= Wayland D. Hand Prize =

Book award given by the American Folklore Society

The Wayland D. Hand Prize is an award given by the History and Folklore section of the American Folklore Society (AFS) for the best book combining historical and folkloristic methods and materials. The biennial prize honors the eminent folklorist Wayland D. Hand (1907-1986), a former president of the American Folklore Society (1955-1967) who in his teaching and scholarship encouraged historical methodology in folklore research.

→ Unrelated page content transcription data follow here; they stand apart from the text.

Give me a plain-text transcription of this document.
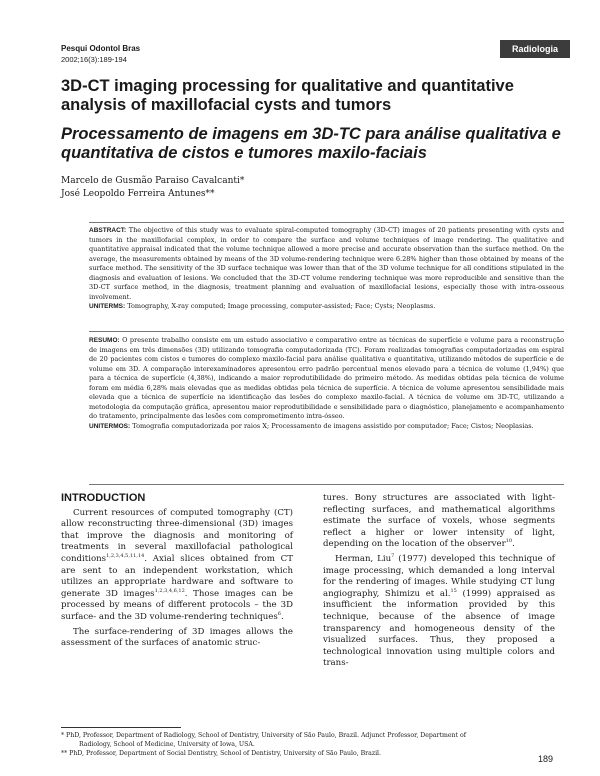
Pesqui Odontol Bras
2002;16(3):189-194
Radiologia
3D-CT imaging processing for qualitative and quantitative analysis of maxillofacial cysts and tumors
Processamento de imagens em 3D-TC para análise qualitativa e quantitativa de cistos e tumores maxilo-faciais
Marcelo de Gusmão Paraiso Cavalcanti*
José Leopoldo Ferreira Antunes**

ABSTRACT: The objective of this study was to evaluate spiral-computed tomography (3D-CT) images of 20 patients presenting with cysts and tumors in the maxillofacial complex, in order to compare the surface and volume techniques of image rendering. The qualitative and quantitative appraisal indicated that the volume technique allowed a more precise and accurate observation than the surface method. On the average, the measurements obtained by means of the 3D volume-rendering technique were 6.28% higher than those obtained by means of the surface method. The sensitivity of the 3D surface technique was lower than that of the 3D volume technique for all conditions stipulated in the diagnosis and evaluation of lesions. We concluded that the 3D-CT volume rendering technique was more reproducible and sensitive than the 3D-CT surface method, in the diagnosis, treatment planning and evaluation of maxillofacial lesions, especially those with intra-osseous involvement.

UNITERMS: Tomography, X-ray computed; Image processing, computer-assisted; Face; Cysts; Neoplasms.

RESUMO: O presente trabalho consiste em um estudo associativo e comparativo entre as técnicas de superfície e volume para a reconstrução de imagens em três dimensões (3D) utilizando tomografia computadorizada (TC). Foram realizadas tomografias computadorizadas em espiral de 20 pacientes com cistos e tumores do complexo maxilo-facial para análise qualitativa e quantitativa, utilizando métodos de superfície e de volume em 3D. A comparação interexaminadores apresentou erro padrão percentual menos elevado para a técnica de volume (1,94%) que para a técnica de superfície (4,38%), indicando a maior reprodutibilidade do primeiro método. As medidas obtidas pela técnica de volume foram em média 6,28% mais elevadas que as medidas obtidas pela técnica de superfície. A técnica de volume apresentou sensibilidade mais elevada que a técnica de superfície na identificação das lesões do complexo maxilo-facial. A técnica de volume em 3D-TC, utilizando a metodologia da computação gráfica, apresentou maior reprodutibilidade e sensibilidade para o diagnóstico, planejamento e acompanhamento do tratamento, principalmente das lesões com comprometimento intra-ósseo.

UNITERMOS: Tomografia computadorizada por raios X; Processamento de imagens assistido por computador; Face; Cistos; Neoplasias.

INTRODUCTION

Current resources of computed tomography (CT) allow reconstructing three-dimensional (3D) images that improve the diagnosis and monitoring of treatments in several maxillofacial pathological conditions$^{1,2,3,4,5,11,14}$. Axial slices obtained from CT are sent to an independent workstation, which utilizes an appropriate hardware and software to generate 3D images$^{1,2,3,4,6,12}$. Those images can be processed by means of different protocols – the 3D surface- and the 3D volume-rendering techniques$^6$.

The surface-rendering of 3D images allows the assessment of the surfaces of anatomic struc-

tures. Bony structures are associated with light-reflecting surfaces, and mathematical algorithms estimate the surface of voxels, whose segments reflect a higher or lower intensity of light, depending on the location of the observer$^{10}$.

Herman, Liu$^7$ (1977) developed this technique of image processing, which demanded a long interval for the rendering of images. While studying CT lung angiography, Shimizu et al.$^{15}$ (1999) appraised as insufficient the information provided by this technique, because of the absence of image transparency and homogeneous density of the visualized surfaces. Thus, they proposed a technological innovation using multiple colors and trans-

* PhD, Professor, Department of Radiology, School of Dentistry, University of São Paulo, Brazil. Adjunct Professor, Department of
Radiology, School of Medicine, University of Iowa, USA.
** PhD, Professor, Department of Social Dentistry, School of Dentistry, University of São Paulo, Brazil.
189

The prize was established in 1991 by the journal The Folklore Historian, in association with the History and Folklore section of the American Folklore Society (which is devoted to historical approaches to the study of folklore and the history of folklore studies), and was originally awarded to the best essay published in The Folklore Historian. The first prize was presented in October 1992 and has since been awarded every other year (i.e. on even years) at the annual meeting of the American Folklore Society. In 2005, the prize was changed to be awarded to "an outstanding book-length publication that combines historical and folkloristic perspectives" and was first presented as a book prize in 2006. A work offered for consideration can be an authored book, edited volume, reference work, or exhibition catalog published in the previous two years (prior to the deadline of June 1). Occasionally the prize is shared between two winners and Honorable Mentions can also be listed.

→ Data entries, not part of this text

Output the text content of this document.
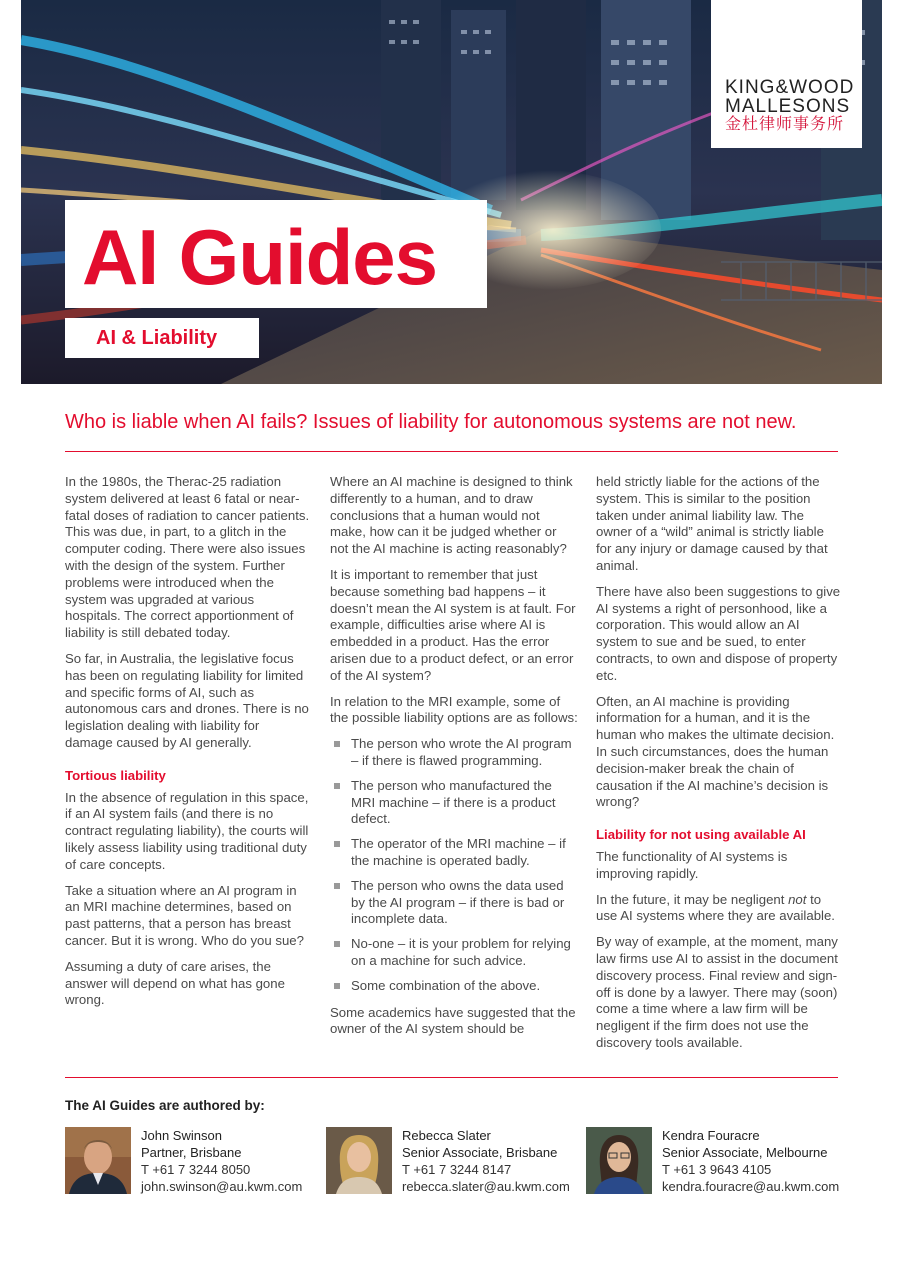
KING&WOOD
MALLESONS
金杜律师事务所
AI Guides
AI & Liability
Who is liable when AI fails? Issues of liability for autonomous systems are not new.

In the 1980s, the Therac-25 radiation system delivered at least 6 fatal or near-fatal doses of radiation to cancer patients. This was due, in part, to a glitch in the computer coding. There were also issues with the design of the system. Further problems were introduced when the system was upgraded at various hospitals. The correct apportionment of liability is still debated today.

So far, in Australia, the legislative focus has been on regulating liability for limited and specific forms of AI, such as autonomous cars and drones. There is no legislation dealing with liability for damage caused by AI generally.

Tortious liability

In the absence of regulation in this space, if an AI system fails (and there is no contract regulating liability), the courts will likely assess liability using traditional duty of care concepts.

Take a situation where an AI program in an MRI machine determines, based on past patterns, that a person has breast cancer. But it is wrong. Who do you sue?

Assuming a duty of care arises, the answer will depend on what has gone wrong.

Where an AI machine is designed to think differently to a human, and to draw conclusions that a human would not make, how can it be judged whether or not the AI machine is acting reasonably?

It is important to remember that just because something bad happens – it doesn’t mean the AI system is at fault. For example, difficulties arise where AI is embedded in a product. Has the error arisen due to a product defect, or an error of the AI system?

In relation to the MRI example, some of the possible liability options are as follows:

The person who wrote the AI program – if there is flawed programming.
The person who manufactured the MRI machine – if there is a product defect.
The operator of the MRI machine – if the machine is operated badly.
The person who owns the data used by the AI program – if there is bad or incomplete data.
No-one – it is your problem for relying on a machine for such advice.
Some combination of the above.

Some academics have suggested that the owner of the AI system should be

held strictly liable for the actions of the system. This is similar to the position taken under animal liability law. The owner of a “wild” animal is strictly liable for any injury or damage caused by that animal.

There have also been suggestions to give AI systems a right of personhood, like a corporation. This would allow an AI system to sue and be sued, to enter contracts, to own and dispose of property etc.

Often, an AI machine is providing information for a human, and it is the human who makes the ultimate decision. In such circumstances, does the human decision-maker break the chain of causation if the AI machine’s decision is wrong?

Liability for not using available AI

The functionality of AI systems is improving rapidly.

In the future, it may be negligent not to use AI systems where they are available.

By way of example, at the moment, many law firms use AI to assist in the document discovery process. Final review and sign-off is done by a lawyer. There may (soon) come a time where a law firm will be negligent if the firm does not use the discovery tools available.

The AI Guides are authored by:
John Swinson
Partner, Brisbane
T +61 7 3244 8050
john.swinson@au.kwm.com
Rebecca Slater
Senior Associate, Brisbane
T +61 7 3244 8147
rebecca.slater@au.kwm.com
Kendra Fouracre
Senior Associate, Melbourne
T +61 3 9643 4105
kendra.fouracre@au.kwm.com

Since 1990. the History and Folklore section of the American Folklore Society has also sponsored the Richard Reuss Prize for Students of Folklore and History, a biennial award (presented on odd-numbered years) honoring Richard Reuss (1940-1986), founding editor of The Folklore Historian and a leading chronicler of folklore studies.

The Israeli historian Guy Beiner is the only person to date to have won the Wayland D. Hand Prize twice: in 2008 for his book Remembering the Year of the French: Irish Folk History and Social Memory (University of Wisconsin Press) and in 2020 for his book Forgetful Remembrance: Social Forgetting and Vernacular Historiography of a Rebellion in Ulster (Oxford University Press), both titles also won a number of other prizes relating to history and folklore.

== Wayland D. Hand Prize winners ==
- 2023 Steve Siporin, The Befana Is Returning: The Story of a Tuscan Festival (University of Wisconsin Press, 2022).
- 2022 Tyler D. Parry, Jumping the Broom: The Surprising Multicultural Origins of a Black Wedding Ritual (University of North Carolina Press, 2020).
- 2020 Guy Beiner, Forgetful Remembrance: Social Forgetting and Vernacular Historiography of a Rebellion in Ulster (Oxford University Press, 2018). Honorable Mention: Daniel C. Swan, and Jim Cooley, Wedding Clothes and the Osage Community: A Giving Heritage (Indiana University Press. 2019).
- 2018 Margarita Marín-Dale, Decoding Andean Mythology (University of Utah Press, 2016) and Stacy I. Morgan, Frankie and Johnny: Race, Gender, and the Work of African American Folklore in 1930s America (University of Texas Press, 2017).
- 2016 Jane C. Beck, Daisy Turner's Kin: An African American Family Saga (University of Illinois Press). Honorable Mentions: Anthony Bak Buccitelli, City of Neighborhoods: Memory, Folklore, and Ethnic Place in Boston (University of Wisconsin Press), James P. Leary, Folksongs of Another America: Field Recordings from the Upper Midwest, 1937-1946 (University of Wisconsin Press and Dust-to-Digital), and John Laudun The Amazing Crawfish Boat (University Press of Mississippi).
- 2014 Ann K. Ferrell, Burley: Kentucky Tobacco in a New Century (University Press of Kentucky).
- 2012 Jack Zipes, The Irresistible Fairy Tale: The Cultural and Social History of a Genre (Princeton University Press) and Rachelle H. Saltzman, A Lark for the Sake of Their Country: The 1926 General Strike Volunteers in Folklore and Memory (Manchester University Press).
- 2010 Michael Edmonds. Out of the Northwoods: The Many Lives of Paul Bunyan (Wisconsin Historical Society Press) and Patrick Huber, Linthead Stomp: The Creation of Country Music in the Piedmont South (University of North Carolina Press).
- 2008 Guy Beiner, Remembering the Year of the French: Irish Folk History and Social Memory (University of Wisconsin Press). Honorable Mention: Simon J. Bronner (ed.) The Meaning of Folklore: The Analytical Essays of Alan Dundes (Utah State University Press).
- 2006 Wolfgang Mieder, Proverbs are the Best Policy: Folk Wisdom and American Politics (Utah State University Press). Honorable mention: David Stanley (ed.), Folklore in Utah: A History and Guide to Resources (Utah State University Press).